The data collected in the field must be processed into maps or design plans. With the help of computer aided design (CAD), large amounts of data can be graphically represented to show contours and features and improvements and developments. Extra information, like text or an aerial photograph, can also be added.
The ability to integrate multiple formats of data into a user friendly platform is known as geographical information systems (GIS). Most municipals have their utility systems in this format. Most pipeline companies use aerial images with unit lines overlaid. Most appraisal districts integrate numerical data with parcel maps.
What might take 5 hours in the field to survey, might take 20 hours in the office to produce a legible map or plat.
Texas has a Metes and Bounds survey system, which means we measure boundaries. Measurement is always riddled with error and boundaries are left to interpretation. Engineering is a science, Law is left to the legal system, and Surveyors find themselves somewhere in between. That is why two surveyors often come to differing opinions, and both could be correct.
Legal research is the primary responsibility of a land surveyor. Deeds, unwritten conveyances, easements, testimony, adjacent property owners, and date of the original survey all play important roles in boundary location.
The only recourse to a surveyor’s opinion is through the state’s regulatory Board of Professional Land Surveying and a court of law. Often called as an expert witness, land surveyors do not make warranties or offer opinions as to matters of unwritten title, adverse possession, acquiescence, or estoppels.

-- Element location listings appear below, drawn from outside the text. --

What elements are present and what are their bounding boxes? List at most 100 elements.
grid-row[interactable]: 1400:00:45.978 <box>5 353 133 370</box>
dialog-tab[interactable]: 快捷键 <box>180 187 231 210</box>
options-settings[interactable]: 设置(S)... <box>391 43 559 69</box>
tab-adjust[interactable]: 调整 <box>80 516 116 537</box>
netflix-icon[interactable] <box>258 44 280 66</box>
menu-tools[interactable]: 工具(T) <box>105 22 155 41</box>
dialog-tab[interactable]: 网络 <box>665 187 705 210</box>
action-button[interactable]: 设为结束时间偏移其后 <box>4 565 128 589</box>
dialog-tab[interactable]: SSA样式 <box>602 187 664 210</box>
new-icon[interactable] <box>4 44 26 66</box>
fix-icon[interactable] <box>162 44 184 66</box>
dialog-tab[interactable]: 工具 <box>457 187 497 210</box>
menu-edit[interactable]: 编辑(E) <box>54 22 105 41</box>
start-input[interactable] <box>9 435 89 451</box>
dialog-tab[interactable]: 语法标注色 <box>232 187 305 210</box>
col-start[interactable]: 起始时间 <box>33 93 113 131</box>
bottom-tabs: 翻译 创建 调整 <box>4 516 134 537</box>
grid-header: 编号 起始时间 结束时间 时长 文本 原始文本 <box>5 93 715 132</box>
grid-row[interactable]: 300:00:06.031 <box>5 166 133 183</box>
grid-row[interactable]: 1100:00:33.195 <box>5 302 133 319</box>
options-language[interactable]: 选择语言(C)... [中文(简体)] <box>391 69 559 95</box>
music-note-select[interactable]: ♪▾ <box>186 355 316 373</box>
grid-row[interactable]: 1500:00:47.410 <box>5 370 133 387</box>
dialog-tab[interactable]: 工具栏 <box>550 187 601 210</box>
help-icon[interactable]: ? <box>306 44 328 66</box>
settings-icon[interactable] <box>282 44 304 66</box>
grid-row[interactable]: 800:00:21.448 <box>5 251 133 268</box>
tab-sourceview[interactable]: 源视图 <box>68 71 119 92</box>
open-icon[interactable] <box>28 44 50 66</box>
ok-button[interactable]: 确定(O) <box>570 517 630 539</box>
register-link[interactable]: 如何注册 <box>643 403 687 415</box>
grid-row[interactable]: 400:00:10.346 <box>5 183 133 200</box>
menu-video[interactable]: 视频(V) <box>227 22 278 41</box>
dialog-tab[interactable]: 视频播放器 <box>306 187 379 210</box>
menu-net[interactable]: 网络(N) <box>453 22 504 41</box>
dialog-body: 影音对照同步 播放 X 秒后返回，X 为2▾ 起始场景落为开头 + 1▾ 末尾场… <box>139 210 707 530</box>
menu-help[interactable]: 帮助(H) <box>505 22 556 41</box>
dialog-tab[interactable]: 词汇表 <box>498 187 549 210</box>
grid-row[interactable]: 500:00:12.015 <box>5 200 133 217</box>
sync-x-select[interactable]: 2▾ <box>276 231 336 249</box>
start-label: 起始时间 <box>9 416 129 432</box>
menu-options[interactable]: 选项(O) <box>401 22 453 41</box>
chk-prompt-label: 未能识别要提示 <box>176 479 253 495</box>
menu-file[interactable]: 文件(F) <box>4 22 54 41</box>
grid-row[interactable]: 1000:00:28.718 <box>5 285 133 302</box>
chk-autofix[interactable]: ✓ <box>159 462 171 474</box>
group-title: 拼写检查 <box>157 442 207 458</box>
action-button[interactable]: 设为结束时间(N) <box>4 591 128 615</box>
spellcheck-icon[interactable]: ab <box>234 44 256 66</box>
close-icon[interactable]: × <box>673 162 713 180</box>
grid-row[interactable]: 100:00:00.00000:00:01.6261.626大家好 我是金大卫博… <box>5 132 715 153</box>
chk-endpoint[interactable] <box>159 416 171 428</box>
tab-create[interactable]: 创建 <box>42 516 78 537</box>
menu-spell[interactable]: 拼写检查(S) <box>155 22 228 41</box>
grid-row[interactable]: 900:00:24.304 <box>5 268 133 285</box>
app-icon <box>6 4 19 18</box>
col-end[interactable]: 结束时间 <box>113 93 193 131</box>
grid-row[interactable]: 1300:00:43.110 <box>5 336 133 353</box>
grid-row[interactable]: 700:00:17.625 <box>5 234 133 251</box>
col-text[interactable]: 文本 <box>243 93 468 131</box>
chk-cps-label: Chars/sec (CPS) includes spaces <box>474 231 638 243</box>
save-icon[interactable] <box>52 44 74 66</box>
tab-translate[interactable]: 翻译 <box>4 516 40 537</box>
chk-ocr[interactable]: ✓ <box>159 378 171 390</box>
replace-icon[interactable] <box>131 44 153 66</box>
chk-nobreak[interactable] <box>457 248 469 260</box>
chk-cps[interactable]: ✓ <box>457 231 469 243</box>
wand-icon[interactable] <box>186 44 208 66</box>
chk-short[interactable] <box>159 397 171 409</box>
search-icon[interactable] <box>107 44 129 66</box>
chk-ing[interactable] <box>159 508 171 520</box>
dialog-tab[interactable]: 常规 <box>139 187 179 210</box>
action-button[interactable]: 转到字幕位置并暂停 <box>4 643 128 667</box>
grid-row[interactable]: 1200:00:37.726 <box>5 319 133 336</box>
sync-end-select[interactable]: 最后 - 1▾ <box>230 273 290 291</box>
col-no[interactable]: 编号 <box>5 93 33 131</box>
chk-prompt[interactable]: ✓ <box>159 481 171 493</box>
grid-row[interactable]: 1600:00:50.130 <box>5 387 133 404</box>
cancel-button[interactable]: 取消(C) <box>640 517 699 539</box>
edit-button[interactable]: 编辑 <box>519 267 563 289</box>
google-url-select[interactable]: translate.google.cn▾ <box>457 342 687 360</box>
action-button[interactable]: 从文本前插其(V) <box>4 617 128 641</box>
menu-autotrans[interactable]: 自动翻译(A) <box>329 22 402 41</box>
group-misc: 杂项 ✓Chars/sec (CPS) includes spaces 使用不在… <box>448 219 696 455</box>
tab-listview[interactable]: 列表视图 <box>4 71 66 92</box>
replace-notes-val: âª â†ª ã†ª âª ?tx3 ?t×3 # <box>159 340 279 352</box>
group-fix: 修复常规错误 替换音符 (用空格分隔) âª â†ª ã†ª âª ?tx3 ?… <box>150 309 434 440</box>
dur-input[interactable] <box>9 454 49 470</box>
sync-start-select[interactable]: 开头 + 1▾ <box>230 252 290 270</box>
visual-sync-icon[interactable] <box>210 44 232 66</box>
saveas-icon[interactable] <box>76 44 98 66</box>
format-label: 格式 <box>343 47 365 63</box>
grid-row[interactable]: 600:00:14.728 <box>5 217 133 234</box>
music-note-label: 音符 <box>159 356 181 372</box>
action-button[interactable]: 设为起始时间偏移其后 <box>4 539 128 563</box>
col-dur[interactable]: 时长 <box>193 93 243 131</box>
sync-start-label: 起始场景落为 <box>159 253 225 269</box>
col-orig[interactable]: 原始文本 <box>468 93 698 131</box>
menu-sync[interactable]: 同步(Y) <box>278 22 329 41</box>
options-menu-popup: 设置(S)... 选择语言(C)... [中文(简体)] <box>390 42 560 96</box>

The unique combination of outdoorsman, technician, and statesman are what makes land surveying a wonderful career. George Washington made his career as a surveyor before becoming an officer, along with two other presidents carved on Mt. Rushmore.
Most survey personnel have a rewarding career as technicians. Others, the combination of education and experience allow them to take the Fundamentals of Surveying test to become Surveyors in Training. After a lengthy apprenticeship, the state Board will vote on applicants to take a legal exam and an analytical exam. Upon completion, the once rodman with a machete is assigned a seal and can legally determine boundaries as a Registered Professional Land Surveyor.